Обстрел Кремля, гибель сокровищ Патриаршей ризницы, захват и разграбление особняков… «Один за другим появлялись над московскими особняками черные флаги анархистских групп и группок, образуя, как на Кузнецкой улице, когда-то плутократической, целую «черную аллею», своеобразно живописную своей мрачной гаммой», — писал автор журнала, явно видевший это своими глазами. Захвачен был и особняк А. В. Морозова, с его знаменитым собранием икон, великолепным музеем фарфора, коллекцией гравированных портретов, ценнейшими изделиями из серебра… Когда власть решила отнять награбленное у грабителей, то сделала это в революционном стиле, с помощью пулеметов. В результате такого «спасения» погибло множество ценнейших предметов искусства. И вот на таком отчаянном фоне, что особенно обескураживает, идет бодрая подковерная борьба за самые шкурные свои интересы совсем недавно, историческое мгновение назад, вполне интеллигентных людей…
Станиславский не проявляет в эти для него трагические дни ни растерянности, ни отчаяния. Поражает спокойное достоинство, с которым он переносит изменение своего социального статуса, потерю нажитого поколениями Алексеевых имущества, хаос и разорение всюду, куда ни бросишь взгляд. Когда все еще только началось, он сообщил: «Меня пощипали. Пощиплют еще». Так и случилось. «Я стал пролетарием», — лаконично подведет он итог. Впрочем, внутренне он к этому был готов. Еще задолго до реальных событий К. С. просматривал их в воображении. Потеря имущества в будущем предполагалась им издавна, как нечто вполне вероятное — от сумы, мол, не зарекайся. «Буду играть» — так рисовался ему выход из пока еще гипотетической, но уже обдумываемой в относительно спокойные времена ситуации. И все-таки как он мог сохранить внутреннее равновесие и социальную дееспособность в условиях происходящей на его глазах культурной катастрофы?

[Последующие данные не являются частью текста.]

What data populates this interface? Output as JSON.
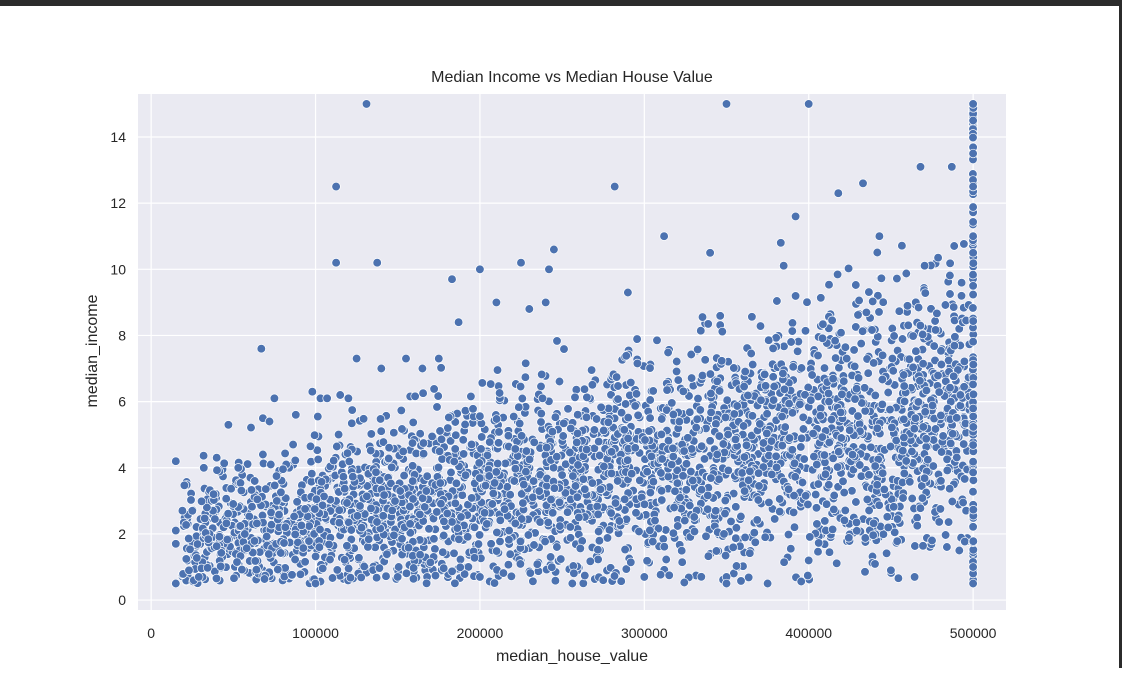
{
  "chart_data": {
    "type": "scatter",
    "title": "Median Income vs Median House Value",
    "xlabel": "median_house_value",
    "ylabel": "median_income",
    "xlim": [
      -8000,
      520000
    ],
    "ylim": [
      -0.3,
      15.3
    ],
    "xticks": [
      0,
      100000,
      200000,
      300000,
      400000,
      500000
    ],
    "xtick_labels": [
      "0",
      "100000",
      "200000",
      "300000",
      "400000",
      "500000"
    ],
    "yticks": [
      0,
      2,
      4,
      6,
      8,
      10,
      12,
      14
    ],
    "ytick_labels": [
      "0",
      "2",
      "4",
      "6",
      "8",
      "10",
      "12",
      "14"
    ],
    "grid": true,
    "legend": "none",
    "colors": {
      "marker": "#4c72b0",
      "marker_edge": "#ffffff",
      "plot_bg": "#eaeaf2",
      "grid": "#ffffff"
    },
    "series": [
      {
        "points": [
          [
            14999,
            0.5
          ],
          [
            14999,
            1.7
          ],
          [
            14999,
            2.1
          ],
          [
            15000,
            4.2
          ],
          [
            23000,
            0.9
          ],
          [
            25000,
            2.7
          ],
          [
            32000,
            4.0
          ],
          [
            38000,
            3.2
          ],
          [
            47000,
            5.3
          ],
          [
            53000,
            4.0
          ],
          [
            63000,
            3.6
          ],
          [
            67000,
            7.6
          ],
          [
            68000,
            4.4
          ],
          [
            68000,
            5.5
          ],
          [
            72000,
            5.4
          ],
          [
            75000,
            6.1
          ],
          [
            88000,
            5.6
          ],
          [
            98000,
            6.3
          ],
          [
            100000,
            0.5
          ],
          [
            103000,
            6.1
          ],
          [
            107000,
            6.1
          ],
          [
            112500,
            12.5
          ],
          [
            112500,
            10.2
          ],
          [
            115000,
            6.2
          ],
          [
            120000,
            6.1
          ],
          [
            125000,
            7.3
          ],
          [
            131000,
            15.0
          ],
          [
            137500,
            10.2
          ],
          [
            140000,
            7.0
          ],
          [
            150000,
            0.7
          ],
          [
            155000,
            7.3
          ],
          [
            165000,
            7.0
          ],
          [
            175000,
            7.3
          ],
          [
            183000,
            9.7
          ],
          [
            187000,
            8.4
          ],
          [
            200000,
            10.0
          ],
          [
            200000,
            0.7
          ],
          [
            210000,
            9.0
          ],
          [
            225000,
            10.2
          ],
          [
            230000,
            8.8
          ],
          [
            240000,
            9.0
          ],
          [
            242000,
            10.0
          ],
          [
            245000,
            10.6
          ],
          [
            275000,
            0.6
          ],
          [
            282000,
            12.5
          ],
          [
            290000,
            9.3
          ],
          [
            312000,
            11.0
          ],
          [
            340000,
            10.5
          ],
          [
            350000,
            15.0
          ],
          [
            350000,
            0.7
          ],
          [
            350000,
            0.5
          ],
          [
            375000,
            0.5
          ],
          [
            383000,
            10.8
          ],
          [
            392000,
            11.6
          ],
          [
            400000,
            15.0
          ],
          [
            400000,
            1.2
          ],
          [
            418000,
            12.3
          ],
          [
            433000,
            12.6
          ],
          [
            443000,
            11.0
          ],
          [
            450000,
            0.9
          ],
          [
            468000,
            13.1
          ],
          [
            487000,
            13.1
          ],
          [
            475000,
            1.8
          ],
          [
            500000,
            15.0
          ],
          [
            500000,
            14.5
          ],
          [
            500000,
            13.5
          ],
          [
            500000,
            12.5
          ],
          [
            500000,
            11.0
          ],
          [
            500000,
            10.5
          ],
          [
            500000,
            9.5
          ],
          [
            500000,
            0.5
          ],
          [
            500000,
            0.8
          ],
          [
            500000,
            1.0
          ]
        ]
      }
    ]
  }
}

Впрочем, и тут он, пожалуй, не был застигнут врасплох. Его письма — начиная с середины 1910-х годов — были полны мрачных предчувствий. Он уже давно наблюдает, как грубеют, озлобляются люди. Как всюду — и в демократической Европе, и в самодержавной России — концентрируется психологическое напряжение. Вот в 1908 году К. С. описывает безобразную сцену на германской границе, когда грубые таможенные чины прямо на грязную платформу вытряхивают содержимое чемоданов. Женское белье, одежду. «И это в конституционной стране!» — мрачно удивляется он. Однако, вернувшись в Россию, он удивляется и мрачнеет еще серьезнее. «Возвращался домой пешком около 11 часов. За всю дорогу встретил четверых трезвых, остальное все пьяно. Фонари не горят, мостовые взрыты. Вонь. И так мне стало страшно и грустно за Россию», — пишет он Лилиной. И в следующем же письме: «После репетиции прошелся пешком в парк и обратно. Грязь. Мерзость. Дикость Москвы еще больше усилили тоску по порядку и дисциплине. Мне показалось, что мы погибнем в распущенности». И в другом месте: «В России нельзя жить без пистолета».
Будущее виделось ему в отнюдь не лучезарных картинах. Он не славянофил и не западник. У него нет иной идеи фикс, связанной с понятием «народ», кроме идеи культурного и нравственного его просвещения. Да и само это слово, неотделимое от русской культуры, искусства, политики, религии в XIX веке, К. С. употребляет достаточно редко. В основном на репетициях, как термин рабочий: «народные сцены». Будто «народ» для него — это образ чисто художественный, и чаще всего — отодвинутый в прошлое. Про Жизнь же он говорит: «бедный класс», «неимущие», «солдаты», «крестьяне», «рабочие». Есть у него и понятие «русский человек», но понятие это двойственное, совершенно лишенное пафоса. «Русский человек» видится им без идеализации, скорее наоборот, он чаще употребляет такое словосочетание, когда хочет подчеркнуть не лучшие наши черты.